In Declutter your Code Rachel Davies makes a nice argument for de-commissioning the term ‘refactoring’. (And I suppose me calling the codebase gemba is no better…)

In assertions on domain objects Alan Francis posts in some puzzlement on the coding practices of Chris Stevenson: In order to reduce duplication in his JUnit tests, Chris apparently now has JUnit assertions in methods on his domain objects.

Unless I’m very much mistaken, this means that those domain classes have a dependency on JUnit, which in turn means that JUnit must be on the classpath wherever his application is deployed. Now while that may be only a slight headache for deployments such as in-house or web-based projects, it would be a complete no-no for a shrink-wrapped or off-the-shelf product of any kind.
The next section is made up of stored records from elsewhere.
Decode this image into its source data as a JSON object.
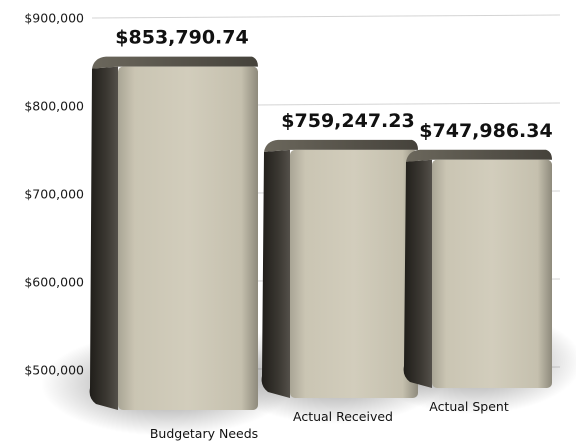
{
  "chart_data": {
    "type": "bar",
    "categories": [
      "Budgetary Needs",
      "Actual Received",
      "Actual Spent"
    ],
    "values": [
      853790.74,
      759247.23,
      747986.34
    ],
    "value_labels": [
      "$853,790.74",
      "$759,247.23",
      "$747,986.34"
    ],
    "y_ticks": [
      500000,
      600000,
      700000,
      800000,
      900000
    ],
    "y_tick_labels": [
      "$500,000",
      "$600,000",
      "$700,000",
      "$800,000",
      "$900,000"
    ],
    "ylim": [
      450000,
      900000
    ],
    "grid": true,
    "style": "3d-bars",
    "colors": {
      "bar_face": "#cfcab9",
      "bar_side": "#3d3a33",
      "grid": "#d4d4d4"
    }
  }
}
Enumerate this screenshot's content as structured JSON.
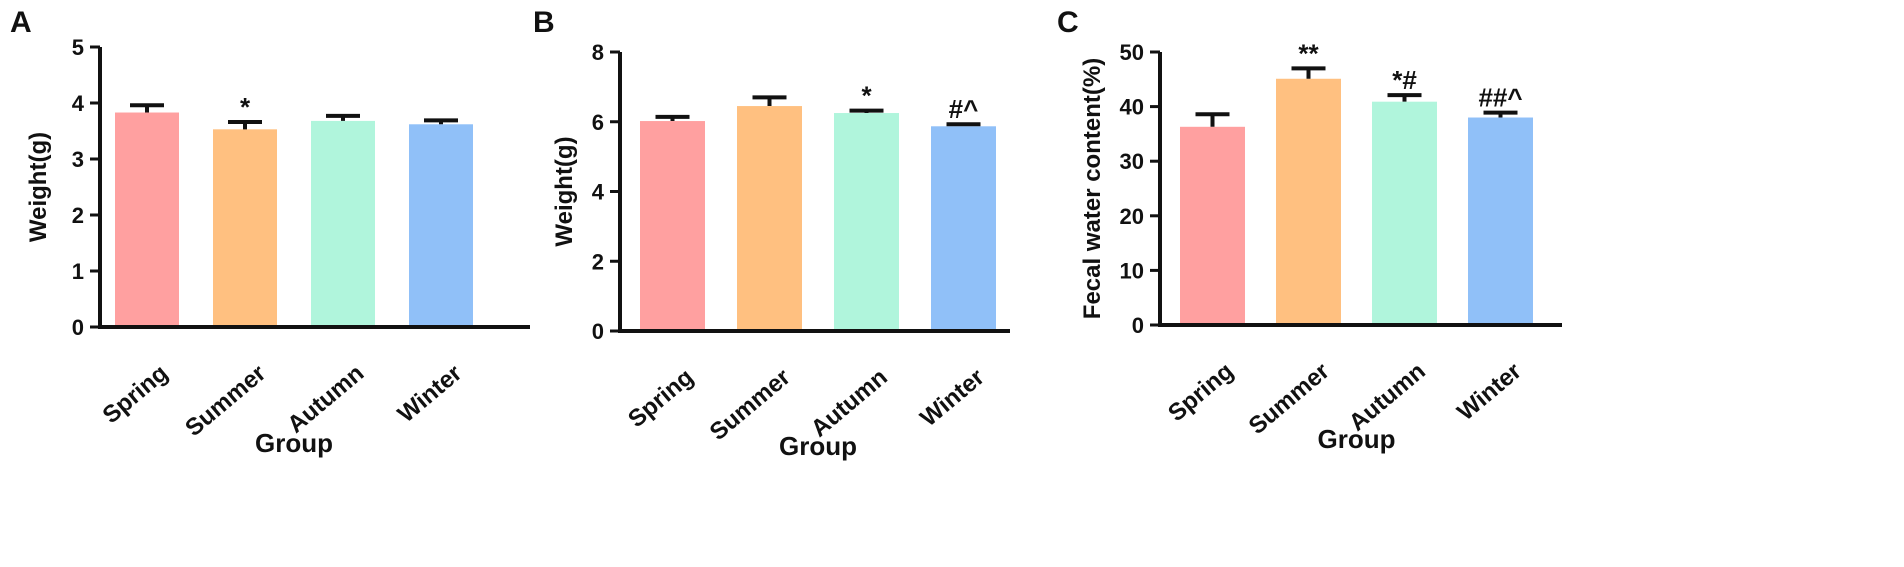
{
  "chart_data": [
    {
      "type": "bar",
      "panel": "A",
      "categories": [
        "Spring",
        "Summer",
        "Autumn",
        "Winter"
      ],
      "values": [
        3.83,
        3.53,
        3.68,
        3.62
      ],
      "errors": [
        0.13,
        0.13,
        0.09,
        0.07
      ],
      "annotations": [
        "",
        "*",
        "",
        ""
      ],
      "xlabel": "Group",
      "ylabel": "Weight(g)",
      "ylim": [
        0,
        5
      ],
      "yticks": [
        0,
        1,
        2,
        3,
        4,
        5
      ],
      "colors": [
        "#ffa0a0",
        "#ffc080",
        "#b0f5dc",
        "#90c0f8"
      ]
    },
    {
      "type": "bar",
      "panel": "B",
      "categories": [
        "Spring",
        "Summer",
        "Autumn",
        "Winter"
      ],
      "values": [
        6.02,
        6.45,
        6.25,
        5.87
      ],
      "errors": [
        0.12,
        0.25,
        0.07,
        0.06
      ],
      "annotations": [
        "",
        "",
        "*",
        "#^"
      ],
      "xlabel": "Group",
      "ylabel": "Weight(g)",
      "ylim": [
        0,
        8
      ],
      "yticks": [
        0,
        2,
        4,
        6,
        8
      ],
      "colors": [
        "#ffa0a0",
        "#ffc080",
        "#b0f5dc",
        "#90c0f8"
      ]
    },
    {
      "type": "bar",
      "panel": "C",
      "categories": [
        "Spring",
        "Summer",
        "Autumn",
        "Winter"
      ],
      "values": [
        36.3,
        45.1,
        40.9,
        38.0
      ],
      "errors": [
        2.3,
        1.9,
        1.2,
        0.9
      ],
      "annotations": [
        "",
        "**",
        "*#",
        "##^"
      ],
      "xlabel": "Group",
      "ylabel": "Fecal water content(%)",
      "ylim": [
        0,
        50
      ],
      "yticks": [
        0,
        10,
        20,
        30,
        40,
        50
      ],
      "colors": [
        "#ffa0a0",
        "#ffc080",
        "#b0f5dc",
        "#90c0f8"
      ]
    }
  ]
}
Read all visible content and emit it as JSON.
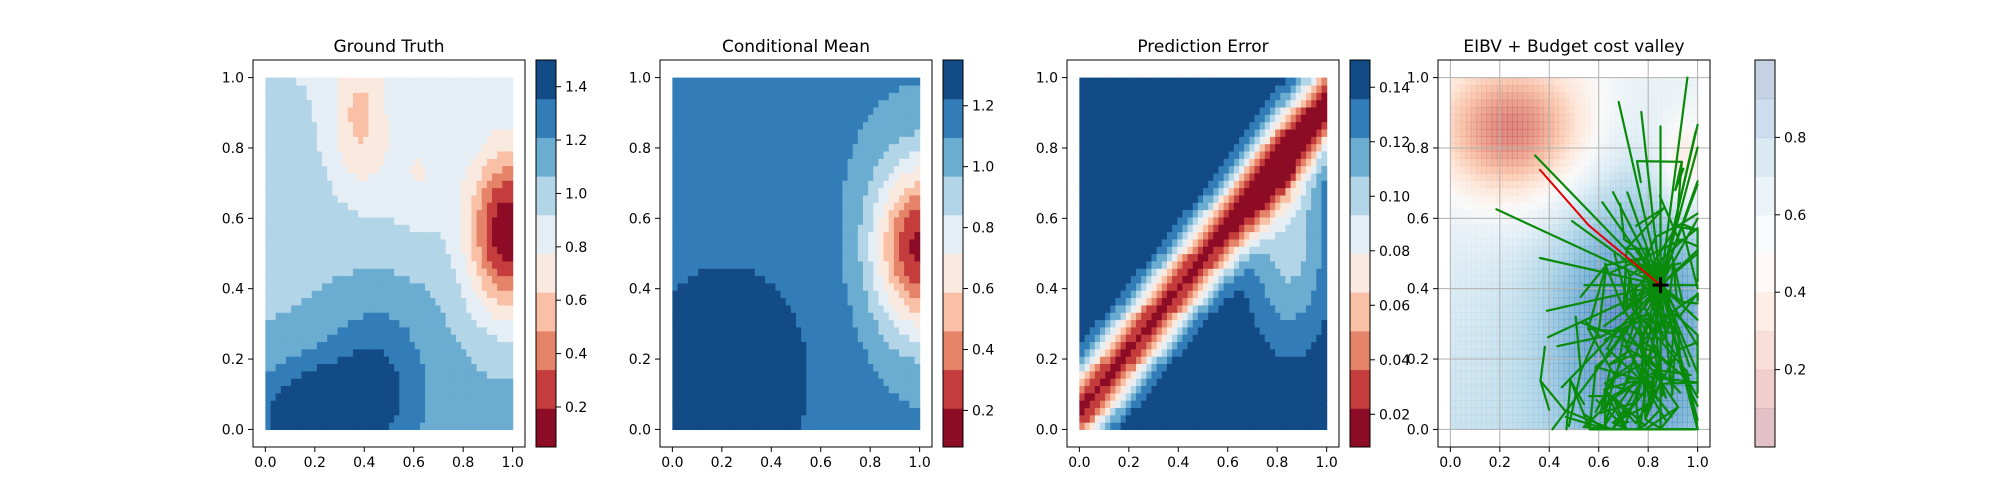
{
  "chart_data": [
    {
      "type": "heatmap",
      "title": "Ground Truth",
      "xlabel": "",
      "ylabel": "",
      "xlim": [
        -0.05,
        1.05
      ],
      "ylim": [
        -0.05,
        1.05
      ],
      "xticks": [
        "0.0",
        "0.2",
        "0.4",
        "0.6",
        "0.8",
        "1.0"
      ],
      "yticks": [
        "0.0",
        "0.2",
        "0.4",
        "0.6",
        "0.8",
        "1.0"
      ],
      "grid": false,
      "colormap": "RdBu",
      "colorbar": {
        "min": 0.05,
        "max": 1.5,
        "ticks": [
          "0.2",
          "0.4",
          "0.6",
          "0.8",
          "1.0",
          "1.2",
          "1.4"
        ]
      }
    },
    {
      "type": "heatmap",
      "title": "Conditional Mean",
      "xlabel": "",
      "ylabel": "",
      "xlim": [
        -0.05,
        1.05
      ],
      "ylim": [
        -0.05,
        1.05
      ],
      "xticks": [
        "0.0",
        "0.2",
        "0.4",
        "0.6",
        "0.8",
        "1.0"
      ],
      "yticks": [
        "0.0",
        "0.2",
        "0.4",
        "0.6",
        "0.8",
        "1.0"
      ],
      "grid": false,
      "colormap": "RdBu",
      "colorbar": {
        "min": 0.08,
        "max": 1.35,
        "ticks": [
          "0.2",
          "0.4",
          "0.6",
          "0.8",
          "1.0",
          "1.2"
        ]
      }
    },
    {
      "type": "heatmap",
      "title": "Prediction Error",
      "xlabel": "",
      "ylabel": "",
      "xlim": [
        -0.05,
        1.05
      ],
      "ylim": [
        -0.05,
        1.05
      ],
      "xticks": [
        "0.0",
        "0.2",
        "0.4",
        "0.6",
        "0.8",
        "1.0"
      ],
      "yticks": [
        "0.0",
        "0.2",
        "0.4",
        "0.6",
        "0.8",
        "1.0"
      ],
      "grid": false,
      "colormap": "RdBu",
      "colorbar": {
        "min": 0.008,
        "max": 0.15,
        "ticks": [
          "0.02",
          "0.04",
          "0.06",
          "0.08",
          "0.10",
          "0.12",
          "0.14"
        ]
      }
    },
    {
      "type": "heatmap",
      "title": "EIBV + Budget cost valley",
      "xlabel": "",
      "ylabel": "",
      "xlim": [
        -0.05,
        1.05
      ],
      "ylim": [
        -0.05,
        1.05
      ],
      "xticks": [
        "0.0",
        "0.2",
        "0.4",
        "0.6",
        "0.8",
        "1.0"
      ],
      "yticks": [
        "0.0",
        "0.2",
        "0.4",
        "0.6",
        "0.8",
        "1.0"
      ],
      "grid": true,
      "colormap": "RdBu (transparent)",
      "colorbar": {
        "min": 0.0,
        "max": 1.0,
        "ticks": [
          "0.2",
          "0.4",
          "0.6",
          "0.8"
        ]
      },
      "current_location": {
        "x": 0.85,
        "y": 0.41
      },
      "colors": {
        "tree": "#0a8a0a",
        "path": "#e00000",
        "marker": "#000000"
      }
    }
  ]
}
Looking at the examples on Alan’s blog, I do like the look and feel of Chris’s resulting code. But that dependency makes it hard to swallow, so I guess I’d vote for Alan’s own style as being a reasonable compromise.

On reflection, is this maybe a problem of the language? In Ruby, for example, the test suite can add shouldXXX() methods to class Object, and these methods won’t appear in deployed production code. The rSpec framework does this, for example. Yet another reason to switch to Ruby, if you haven’t already done so…

I wanted to try William Wake’s refactoring challenge (look for the More Resources section at bottom-right). But I wanted to get away from Java for a while, so I’ve translated the challenge into Ruby. Download it here and have a go. I’ll post my refactored version, with a commentary, when I get the time to work on it.

Update:
This version is a really bad translation from Java to Ruby. I’ve done another that is much closer to the spirit of the original, and so acts as a much better starting point for the challenge. Jump here to download it.

In My Favourite Smells Chris Wheeler tells an all-too-familiar story of code in which the use of primitives (such as ints or strings) obscures the true underlying design. Then in Primitive Obsession James Shore echoes the same thought:

“Primitive Obsession is one of my favorite smells as well: it’s easy to spot, easy to fix, and yields some really great designs when thoroughly stamped on.”

Well I just thought I’d add my “me too!” to the list…

I actually view this smell as a subclass of feature envy, in the sense that a primitive obsession often becomes apparent when a section of code spends too much time manipulating a primitive. When I said recently that my approach to refactoring legacy code is based on removing feature envy, I subconsciously included fixing primitive obsession too.